Friday night was absolutely dreadful! The interior of my home was frigid. Outside, the temperatures were as low as 13 degrees. By Thursday night, I had my water faucets dripping away to help prevent the pipes in the basement from bursting. On Friday night, I was very worried that even that old trick might not succeed. When my brother visited me in the morning on his way to work, we discussed my plan of action. By then, every hotel and motel room in the area was occupied by storm victims. The Red Cross and other organizations had set up some 70 relief centers were people could stay warm. I considered that option, but decided to tough it out. Late Friday night, however, I was staring to think that was a huge mistake!

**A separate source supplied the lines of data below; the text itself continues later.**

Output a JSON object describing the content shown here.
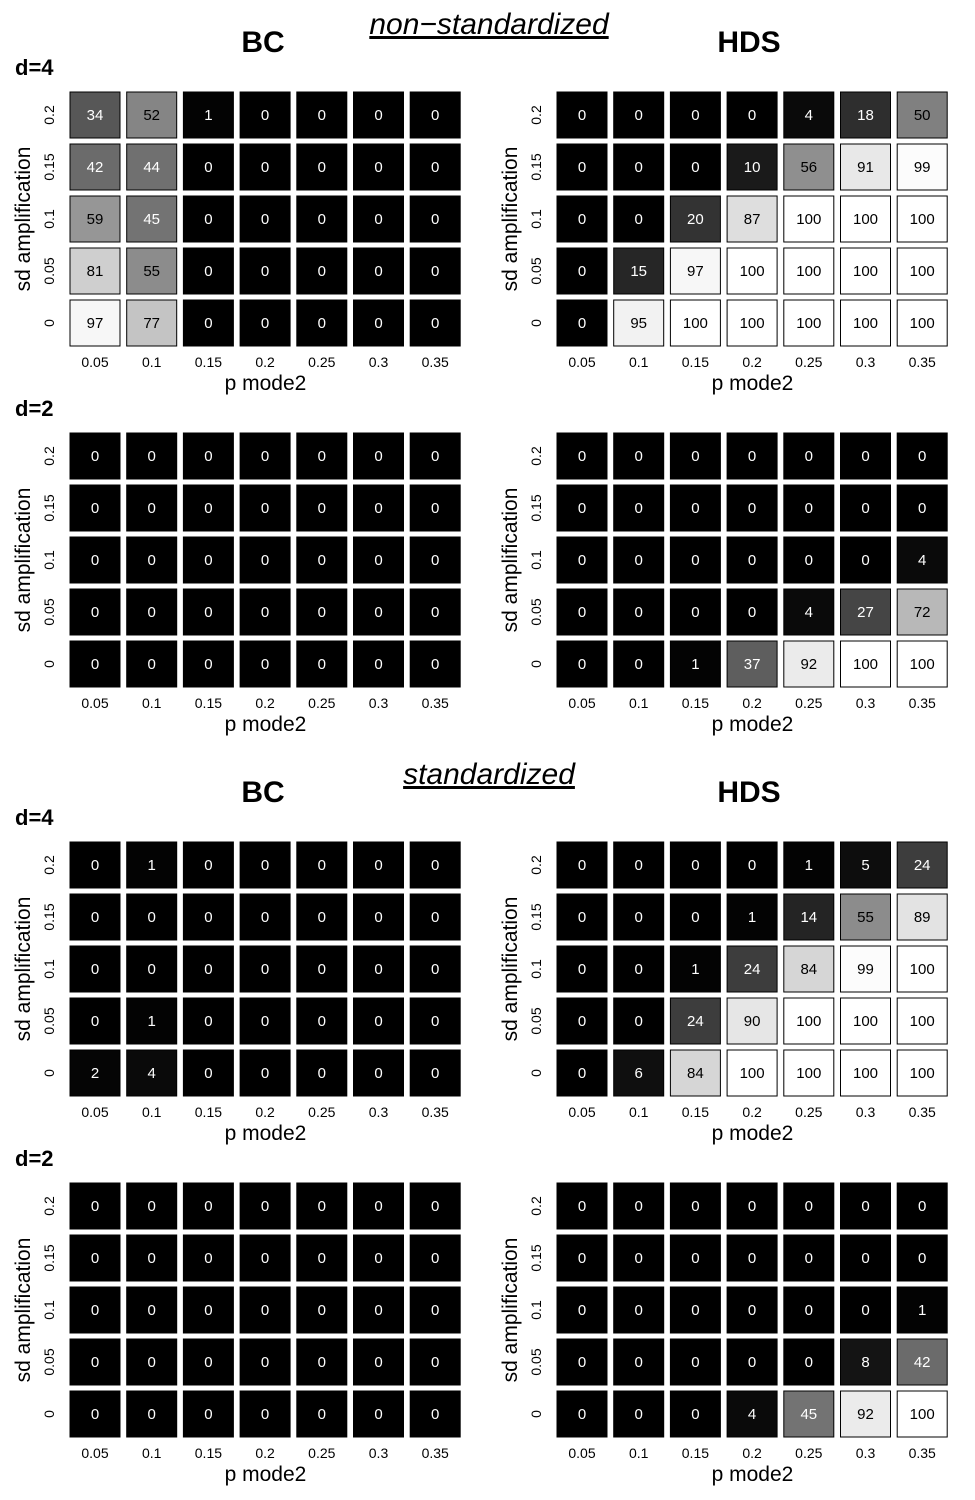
{
  "sections": [
    {
      "title": "non−standardized",
      "methods": [
        "BC",
        "HDS"
      ],
      "rows": [
        {
          "d_label": "d=4"
        },
        {
          "d_label": "d=2"
        }
      ]
    },
    {
      "title": "standardized",
      "methods": [
        "BC",
        "HDS"
      ],
      "rows": [
        {
          "d_label": "d=4"
        },
        {
          "d_label": "d=2"
        }
      ]
    }
  ],
  "colors": {
    "low": "#000000",
    "high": "#ffffff",
    "light_text": "#ffffff",
    "dark_text": "#000000"
  },
  "chart_data": [
    {
      "type": "heatmap",
      "section": "non-standardized",
      "method": "BC",
      "d": "d=4",
      "xlabel": "p mode2",
      "ylabel": "sd amplification",
      "x": [
        "0.05",
        "0.1",
        "0.15",
        "0.2",
        "0.25",
        "0.3",
        "0.35"
      ],
      "y": [
        "0.2",
        "0.15",
        "0.1",
        "0.05",
        "0"
      ],
      "values": [
        [
          34,
          52,
          1,
          0,
          0,
          0,
          0
        ],
        [
          42,
          44,
          0,
          0,
          0,
          0,
          0
        ],
        [
          59,
          45,
          0,
          0,
          0,
          0,
          0
        ],
        [
          81,
          55,
          0,
          0,
          0,
          0,
          0
        ],
        [
          97,
          77,
          0,
          0,
          0,
          0,
          0
        ]
      ],
      "value_range": [
        0,
        100
      ]
    },
    {
      "type": "heatmap",
      "section": "non-standardized",
      "method": "HDS",
      "d": "d=4",
      "xlabel": "p mode2",
      "ylabel": "sd amplification",
      "x": [
        "0.05",
        "0.1",
        "0.15",
        "0.2",
        "0.25",
        "0.3",
        "0.35"
      ],
      "y": [
        "0.2",
        "0.15",
        "0.1",
        "0.05",
        "0"
      ],
      "values": [
        [
          0,
          0,
          0,
          0,
          4,
          18,
          50
        ],
        [
          0,
          0,
          0,
          10,
          56,
          91,
          99
        ],
        [
          0,
          0,
          20,
          87,
          100,
          100,
          100
        ],
        [
          0,
          15,
          97,
          100,
          100,
          100,
          100
        ],
        [
          0,
          95,
          100,
          100,
          100,
          100,
          100
        ]
      ],
      "value_range": [
        0,
        100
      ]
    },
    {
      "type": "heatmap",
      "section": "non-standardized",
      "method": "BC",
      "d": "d=2",
      "xlabel": "p mode2",
      "ylabel": "sd amplification",
      "x": [
        "0.05",
        "0.1",
        "0.15",
        "0.2",
        "0.25",
        "0.3",
        "0.35"
      ],
      "y": [
        "0.2",
        "0.15",
        "0.1",
        "0.05",
        "0"
      ],
      "values": [
        [
          0,
          0,
          0,
          0,
          0,
          0,
          0
        ],
        [
          0,
          0,
          0,
          0,
          0,
          0,
          0
        ],
        [
          0,
          0,
          0,
          0,
          0,
          0,
          0
        ],
        [
          0,
          0,
          0,
          0,
          0,
          0,
          0
        ],
        [
          0,
          0,
          0,
          0,
          0,
          0,
          0
        ]
      ],
      "value_range": [
        0,
        100
      ]
    },
    {
      "type": "heatmap",
      "section": "non-standardized",
      "method": "HDS",
      "d": "d=2",
      "xlabel": "p mode2",
      "ylabel": "sd amplification",
      "x": [
        "0.05",
        "0.1",
        "0.15",
        "0.2",
        "0.25",
        "0.3",
        "0.35"
      ],
      "y": [
        "0.2",
        "0.15",
        "0.1",
        "0.05",
        "0"
      ],
      "values": [
        [
          0,
          0,
          0,
          0,
          0,
          0,
          0
        ],
        [
          0,
          0,
          0,
          0,
          0,
          0,
          0
        ],
        [
          0,
          0,
          0,
          0,
          0,
          0,
          4
        ],
        [
          0,
          0,
          0,
          0,
          4,
          27,
          72
        ],
        [
          0,
          0,
          1,
          37,
          92,
          100,
          100
        ]
      ],
      "value_range": [
        0,
        100
      ]
    },
    {
      "type": "heatmap",
      "section": "standardized",
      "method": "BC",
      "d": "d=4",
      "xlabel": "p mode2",
      "ylabel": "sd amplification",
      "x": [
        "0.05",
        "0.1",
        "0.15",
        "0.2",
        "0.25",
        "0.3",
        "0.35"
      ],
      "y": [
        "0.2",
        "0.15",
        "0.1",
        "0.05",
        "0"
      ],
      "values": [
        [
          0,
          1,
          0,
          0,
          0,
          0,
          0
        ],
        [
          0,
          0,
          0,
          0,
          0,
          0,
          0
        ],
        [
          0,
          0,
          0,
          0,
          0,
          0,
          0
        ],
        [
          0,
          1,
          0,
          0,
          0,
          0,
          0
        ],
        [
          2,
          4,
          0,
          0,
          0,
          0,
          0
        ]
      ],
      "value_range": [
        0,
        100
      ]
    },
    {
      "type": "heatmap",
      "section": "standardized",
      "method": "HDS",
      "d": "d=4",
      "xlabel": "p mode2",
      "ylabel": "sd amplification",
      "x": [
        "0.05",
        "0.1",
        "0.15",
        "0.2",
        "0.25",
        "0.3",
        "0.35"
      ],
      "y": [
        "0.2",
        "0.15",
        "0.1",
        "0.05",
        "0"
      ],
      "values": [
        [
          0,
          0,
          0,
          0,
          1,
          5,
          24
        ],
        [
          0,
          0,
          0,
          1,
          14,
          55,
          89
        ],
        [
          0,
          0,
          1,
          24,
          84,
          99,
          100
        ],
        [
          0,
          0,
          24,
          90,
          100,
          100,
          100
        ],
        [
          0,
          6,
          84,
          100,
          100,
          100,
          100
        ]
      ],
      "value_range": [
        0,
        100
      ]
    },
    {
      "type": "heatmap",
      "section": "standardized",
      "method": "BC",
      "d": "d=2",
      "xlabel": "p mode2",
      "ylabel": "sd amplification",
      "x": [
        "0.05",
        "0.1",
        "0.15",
        "0.2",
        "0.25",
        "0.3",
        "0.35"
      ],
      "y": [
        "0.2",
        "0.15",
        "0.1",
        "0.05",
        "0"
      ],
      "values": [
        [
          0,
          0,
          0,
          0,
          0,
          0,
          0
        ],
        [
          0,
          0,
          0,
          0,
          0,
          0,
          0
        ],
        [
          0,
          0,
          0,
          0,
          0,
          0,
          0
        ],
        [
          0,
          0,
          0,
          0,
          0,
          0,
          0
        ],
        [
          0,
          0,
          0,
          0,
          0,
          0,
          0
        ]
      ],
      "value_range": [
        0,
        100
      ]
    },
    {
      "type": "heatmap",
      "section": "standardized",
      "method": "HDS",
      "d": "d=2",
      "xlabel": "p mode2",
      "ylabel": "sd amplification",
      "x": [
        "0.05",
        "0.1",
        "0.15",
        "0.2",
        "0.25",
        "0.3",
        "0.35"
      ],
      "y": [
        "0.2",
        "0.15",
        "0.1",
        "0.05",
        "0"
      ],
      "values": [
        [
          0,
          0,
          0,
          0,
          0,
          0,
          0
        ],
        [
          0,
          0,
          0,
          0,
          0,
          0,
          0
        ],
        [
          0,
          0,
          0,
          0,
          0,
          0,
          1
        ],
        [
          0,
          0,
          0,
          0,
          0,
          8,
          42
        ],
        [
          0,
          0,
          0,
          4,
          45,
          92,
          100
        ]
      ],
      "value_range": [
        0,
        100
      ]
    }
  ]
}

In my younger, healthier days, I loved winter! Ice fishing and other outdoor activity was fun. I remember one time when the temperatures dropped below minus-60 degrees with the wind chill factor. I was outside like some mad fool, loving every minute of it. But now, things are different. As I struggled to survive Friday night, I could feel some minor chest pains near my two leaking heart valves. My whole was shivering like a bowl of Jello. My teeth were chattering uncontrollably. But, somehow, thanks to my prayers to God and several mugs of hot protein cocoa, I managed to survive the night.
Saturday morning was not much better. As dawn broke, I was still in desperate trouble. My package arrived early, and I managed to bring inside the heavy box of protein powder. I was hungry. While I could still cook food, I was eating smaller portions. It was so cold inside my house that whatever I cooked went cold within a few minutes. By noon, the temperature was barely 20 degrees. The good news was that only about 243,000 people were still without power, so the odds of mine being restored were getting better. Over 3,000 people were working 16-18 hour shifts, braving the bitter cold to fix things. About half were from other states who had driven here Wednesday to help out.
Around 3pm Saturday, I was nearly at my wits end. Then, suddenly, the power came back on! Hallelujah! I cranked up the thermostat to 80 degrees and my furnace ran continuously for about the next 7 hours. By 5pm, I started taking off clothing. First was my winter coat. By 7pm, I took off my hoodie sweater jacket. After a hot dinner, I nodded out for some three hours. When I awoke, I was stiff all over. Every muscle and bone in my body was aching. I dialed back the thermostat to 75 and slept for another 6 hours. After a quick breakfast Sunday morning, I slept again for an extra 2 hours.
I don′t know how close to death I actually came, but it was pretty darn close in my book. Even one of my neighbors, who does my grocery shopping for me, told me Sunday that he was pretty scared, too! He didn′t think he could make it another night. I still had to take it easy all day Sunday. I was achy all over and my health prevented me from being too active. Even today, this morning, I am still doing things in short stages. I can barely function for more than 5 minutes before needing to sit down and relax an hour or so. The bad news, another damn winter storm is hitting us! This time with snow on top of more high winds. Things are not going to settle down around here until Thursday. Maybe! I hope to be back tomorrow with some political rants, perhaps previewing the speech by President Trump in Nashville Wednesday night. If I′m not back, then you′ll know that my power is out again. By the way, there are still some 45,000 people who are still powerless this morning. Most are individual homes which suffered from tree falls and such. So, say a prayer for them!